Para entonces ya estaban hechos los preparativos, y los muchachos, yendo Tom delante, penetraron por el boquete. Llegaron trabajosamente hasta el final del túnel; después ataron las cuerdas y prosiguieron la marcha. A los pocos pasos estaban en el manantial, y Tom sintió correrle un escalofrío por todo el cuerpo. Enseñó a Huck el trocito de pabilo sujeto al muro con una pella de barro, y le contó cómo Becky y él habían estado mirando la agonía de la llama hasta que se apagó.

Siguieron hablando en voz muy baja, porque el silencio y la lobreguez de aquel lugar sobrecogía sus espíritus. Marcharon adelante y entraron después por la otra galería, explorada por Tom, hasta que llegaron al borde cortado a pico. Con las velas pudieron ver que no era realmente un despeñadero, sino un declive de arcilla de siete o diez metros de altura. Tom murmuró:

— Ahora voy a enseñarte una cosa, Huck.

— Levantó la vela cuanto pudo y prosiguió:

— Mira al otro lado de la esquina estirándote todo lo que puedas. Allí en aquel peñasco grande..., pintada con humo de vela...

— ¡Es una cruz, Tom!

— Y ahora, ¿dónde está tu número dos? «Debajo de la cruz», ¿eh? Allí mismo es donde vi a Joe el Indio sacar la mano con la vela.
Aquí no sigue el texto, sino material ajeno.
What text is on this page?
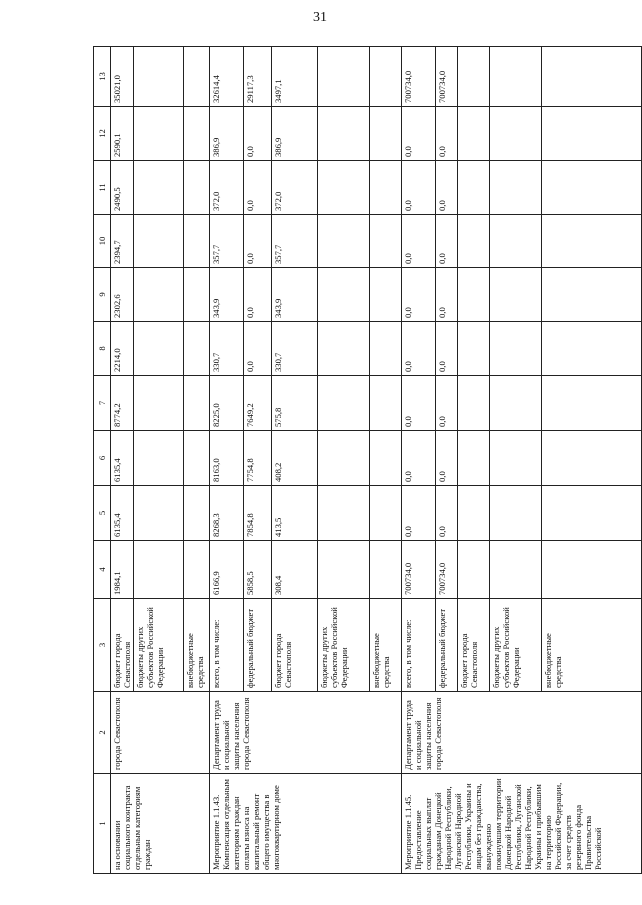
31
1	2	3	4	5	6	7	8	9	10	11	12	13
на основании социального контракта отдельным категориям граждан	города Севастополя	бюджет города Севастополя	1984,1	6135,4	6135,4	8774,2	2214,0	2302,6	2394,7	2490,5	2590,1	35021,0
		бюджеты других субъектов Российской Федерации										
		внебюджетные средства										
Мероприятие 1.1.43. Компенсация отдельным категориям граждан оплаты взноса на капитальный ремонт общего имущества в многоквартирном доме	Департамент труда и социальной защиты населения города Севастополя	всего, в том числе:	6166,9	8268,3	8163,0	8225,0	330,7	343,9	357,7	372,0	386,9	32614,4
		федеральный бюджет	5858,5	7854,8	7754,8	7649,2	0,0	0,0	0,0	0,0	0,0	29117,3
		бюджет города Севастополя	308,4	413,5	408,2	575,8	330,7	343,9	357,7	372,0	386,9	3497,1
		бюджеты других субъектов Российской Федерации										
		внебюджетные средства										
Мероприятие 1.1.45. Предоставление социальных выплат гражданам Донецкой Народной Республики, Луганской Народной Республики, Украины и лицам без гражданства, вынужденно покинувшим территории Донецкой Народной Республики, Луганской Народной Республики, Украины и прибывшим на территорию Российской Федерации, за счет средств резервного фонда Правительства Российской	Департамент труда и социальной защиты населения города Севастополя	всего, в том числе:	700734,0	0,0	0,0	0,0	0,0	0,0	0,0	0,0	0,0	700734,0
		федеральный бюджет	700734,0	0,0	0,0	0,0	0,0	0,0	0,0	0,0	0,0	700734,0
		бюджет города Севастополя										
		бюджеты других субъектов Российской Федерации										
		внебюджетные средства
Huck se quedó mirando un rato al místico emblema y luego dijo con voz trémula:

— ¡Vamos a escapar de aquí, Tom!

— ¡Qué! ¿Y dejar el tesoro?

— Sí, dejarlo. El ánima de Joe el Indio anda por aquí, seguro.

— No, Huck, no anda por ahí. Rondará por el sitio donde murió, allá en la entrada de la cueva, a cinco millas de aquí.

— No, Tom. Estará aquí rondando los dólares. Yo sé lo que les gusta a los fantasmas, y tú también.

Tom empezaba a pensar que acaso Huck tuviera razón. Mil temores le asaltaban. Pero de pronto se le ocurrió una idea:

— ¡No seamos tontos, Huck! ¡El espíritu de Joe el Indio no puede venir a rondar donde hay una cruz!

El argumento no tenía vuelta de hoja. Produjo su efecto.

— No se me ha ocurrido, Tom; pero es verdad. Suerte ha sido que esté ahí la cruz. Bajaremos por aquí y nos pondremos a buscar la caja.

Tom bajó primero, excavando huecos en la arcilla para servir de peldaños. Huck siguió detrás. Cuatro galerías se abrían en la caverna donde estaba la roca grande. Los muchachos recorrieron tres de ellas sin resultado. En la más próxima a la base de la roca encontraron un escondrijo con una yacija de mantas extendida en el suelo; había además unos tirantes viejos, unas cortezas de tocino y los huesos, mondos y bien roídos, de dos o tres gallinas.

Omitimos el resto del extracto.